Department for Environment, Food and Rural Affairs
Climate change challenges set out in new national assessment
The Climate Change Risk Assessment will be followed by the National Adaptation Programme setting out how government addresses these risks.
The climate change challenges facing the UK economy, environment and public health have been laid out in the government’s latest Climate Change Risk Assessment, published yesterday.
The UK Climate Change Risk Assessment 2017 continues the government’s ongoing commitment to ensure the country can adapt to a changing climate, and will be followed by the second National Adaptation Programme setting out how the government will be addressing these risks.
The new report recognises how the trend towards warmer winters, hotter summers and changing rainfall patterns is affecting communities across the UK and sets out the government’s ongoing investment and work to tackle these risks.
Defra Minister Lord Gardiner yesterday said:
Our changing climate is one of the most serious environmental challenges that we face as a nation and that is why we are taking action, from improving flood defences across the country to securing our critical food and water supplies.
The latest assessment will help us develop our long-term programme to tackle these risks so we can continue our work to protect the nation better today and for future generations.
The UK has already made considerable progress since the first National Adaptation Programme in July 2013, including:
Investing £2.5 billion over six years to improve flood defences, to better protect over 300,000 homes.
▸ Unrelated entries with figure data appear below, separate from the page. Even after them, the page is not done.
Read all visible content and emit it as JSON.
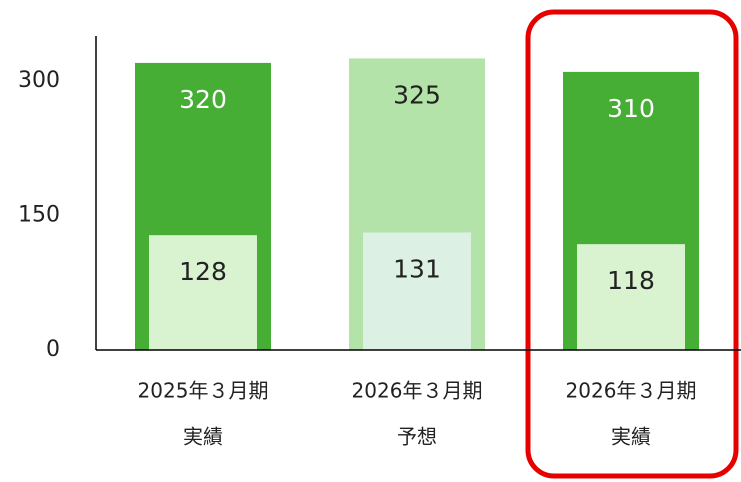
{
  "chart_data": {
    "type": "bar",
    "categories": [
      [
        "2025年３月期",
        "実績"
      ],
      [
        "2026年３月期",
        "予想"
      ],
      [
        "2026年３月期",
        "実績"
      ]
    ],
    "series": [
      {
        "values": [
          320,
          325,
          310
        ],
        "colors": [
          "#46ad35",
          "#b3e3a8",
          "#46ad35"
        ],
        "label_colors": [
          "#ffffff",
          "#222222",
          "#ffffff"
        ]
      },
      {
        "values": [
          128,
          131,
          118
        ],
        "colors": [
          "#d9f2d0",
          "#dcf1e4",
          "#d9f2d0"
        ],
        "label_colors": [
          "#222222",
          "#222222",
          "#222222"
        ]
      }
    ],
    "ylim": [
      0,
      350
    ],
    "yticks": [
      0,
      150,
      300
    ]
  }
}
Updating the Heatwave Plan for England to protect the population from heat-related harm to health.
Strengthening planning policy to make clear that sustainable drainage systems should be included in all major new developments, unless demonstrated to be inappropriate.
Placing a new resilience duty on Ofwat through the Water Act 2014 and publishing the Enabling Resilience in the Water Sector report to ensure the long-term resilience of water and sewerage services.
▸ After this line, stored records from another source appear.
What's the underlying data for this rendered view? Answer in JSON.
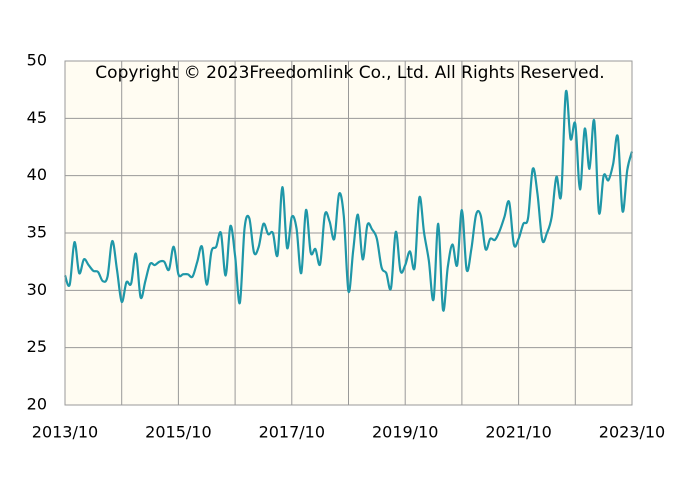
{
  "chart_data": {
    "type": "line",
    "annotation": "Copyright © 2023Freedomlink Co., Ltd. All Rights Reserved.",
    "x": [
      "2013/10",
      "2013/11",
      "2013/12",
      "2014/01",
      "2014/02",
      "2014/03",
      "2014/04",
      "2014/05",
      "2014/06",
      "2014/07",
      "2014/08",
      "2014/09",
      "2014/10",
      "2014/11",
      "2014/12",
      "2015/01",
      "2015/02",
      "2015/03",
      "2015/04",
      "2015/05",
      "2015/06",
      "2015/07",
      "2015/08",
      "2015/09",
      "2015/10",
      "2015/11",
      "2015/12",
      "2016/01",
      "2016/02",
      "2016/03",
      "2016/04",
      "2016/05",
      "2016/06",
      "2016/07",
      "2016/08",
      "2016/09",
      "2016/10",
      "2016/11",
      "2016/12",
      "2017/01",
      "2017/02",
      "2017/03",
      "2017/04",
      "2017/05",
      "2017/06",
      "2017/07",
      "2017/08",
      "2017/09",
      "2017/10",
      "2017/11",
      "2017/12",
      "2018/01",
      "2018/02",
      "2018/03",
      "2018/04",
      "2018/05",
      "2018/06",
      "2018/07",
      "2018/08",
      "2018/09",
      "2018/10",
      "2018/11",
      "2018/12",
      "2019/01",
      "2019/02",
      "2019/03",
      "2019/04",
      "2019/05",
      "2019/06",
      "2019/07",
      "2019/08",
      "2019/09",
      "2019/10",
      "2019/11",
      "2019/12",
      "2020/01",
      "2020/02",
      "2020/03",
      "2020/04",
      "2020/05",
      "2020/06",
      "2020/07",
      "2020/08",
      "2020/09",
      "2020/10",
      "2020/11",
      "2020/12",
      "2021/01",
      "2021/02",
      "2021/03",
      "2021/04",
      "2021/05",
      "2021/06",
      "2021/07",
      "2021/08",
      "2021/09",
      "2021/10",
      "2021/11",
      "2021/12",
      "2022/01",
      "2022/02",
      "2022/03",
      "2022/04",
      "2022/05",
      "2022/06",
      "2022/07",
      "2022/08",
      "2022/09",
      "2022/10",
      "2022/11",
      "2022/12",
      "2023/01",
      "2023/02",
      "2023/03",
      "2023/04",
      "2023/05",
      "2023/06",
      "2023/07",
      "2023/08",
      "2023/09",
      "2023/10"
    ],
    "series": [
      {
        "color": "#1f97a8",
        "values": [
          31.3,
          30.5,
          34.2,
          31.5,
          32.7,
          32.2,
          31.7,
          31.6,
          30.8,
          31.2,
          34.3,
          31.8,
          29.0,
          30.7,
          30.6,
          33.2,
          29.4,
          30.8,
          32.3,
          32.2,
          32.5,
          32.5,
          31.8,
          33.8,
          31.4,
          31.4,
          31.4,
          31.2,
          32.5,
          33.8,
          30.5,
          33.4,
          33.8,
          35.0,
          31.3,
          35.6,
          33.0,
          28.9,
          35.4,
          36.3,
          33.3,
          33.8,
          35.8,
          34.9,
          35.0,
          33.1,
          39.0,
          33.7,
          36.4,
          35.4,
          31.5,
          37.0,
          33.3,
          33.6,
          32.3,
          36.6,
          36.0,
          34.5,
          38.4,
          36.5,
          29.9,
          33.5,
          36.6,
          32.7,
          35.7,
          35.3,
          34.5,
          32.0,
          31.5,
          30.2,
          35.1,
          31.7,
          32.2,
          33.4,
          32.0,
          38.1,
          35.0,
          32.6,
          29.2,
          35.8,
          28.3,
          32.0,
          34.0,
          32.2,
          37.0,
          31.8,
          33.6,
          36.6,
          36.5,
          33.6,
          34.5,
          34.4,
          35.2,
          36.4,
          37.7,
          34.0,
          34.5,
          35.8,
          36.3,
          40.6,
          38.4,
          34.4,
          35.0,
          36.4,
          39.9,
          38.3,
          47.3,
          43.2,
          44.5,
          38.8,
          44.1,
          40.6,
          44.8,
          36.8,
          40.0,
          39.6,
          41.0,
          43.4,
          36.9,
          40.5,
          42.1
        ]
      }
    ],
    "ylim": [
      20,
      50
    ],
    "yticks": [
      20,
      25,
      30,
      35,
      40,
      45,
      50
    ],
    "xticks": [
      "2013/10",
      "2015/10",
      "2017/10",
      "2019/10",
      "2021/10",
      "2023/10"
    ],
    "xgrid": [
      "2014/10",
      "2016/10",
      "2018/10",
      "2020/10",
      "2022/10"
    ],
    "grid": true,
    "plot_background": "#fffcf2"
  }
}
Maintaining over 95% (by area) of England’s Sites of Special Scientific Interest (SSSIs) at ‘favourable’ or ‘recovering’ condition, and establishing 50 Marine Conservation Zones with 34 new byelaws to protect them.
Working closely with the food industry to ensure the security and resilience of food supply, using the latest technology delivered through the new Agri-Tech Innovation Centres.
Constructing a UK Plant Health Risk Register to compare the risks posed by different plant pests and pathogens.
Committing to develop a 25 year environment plan that takes climate change into account.
The Climate Change Risk Assessment, drawing primarily on the independent evidence report published in July 2016 by the Adaptation Sub-Committee of the Committee on Climate Change, will be followed by the National Adaptation Programme to be published in 2018.
Alongside our strategy to adapt to climate change risks, the government is also fully committed to tackling the causes of climate change and reducing the threat it poses to our national and economic security. This is why the UK ratified the Paris Agreement, the ambitious global deal to cut CO2 emissions, so that we can help to accelerate global action on climate change and create a safer, more prosperous future for us all.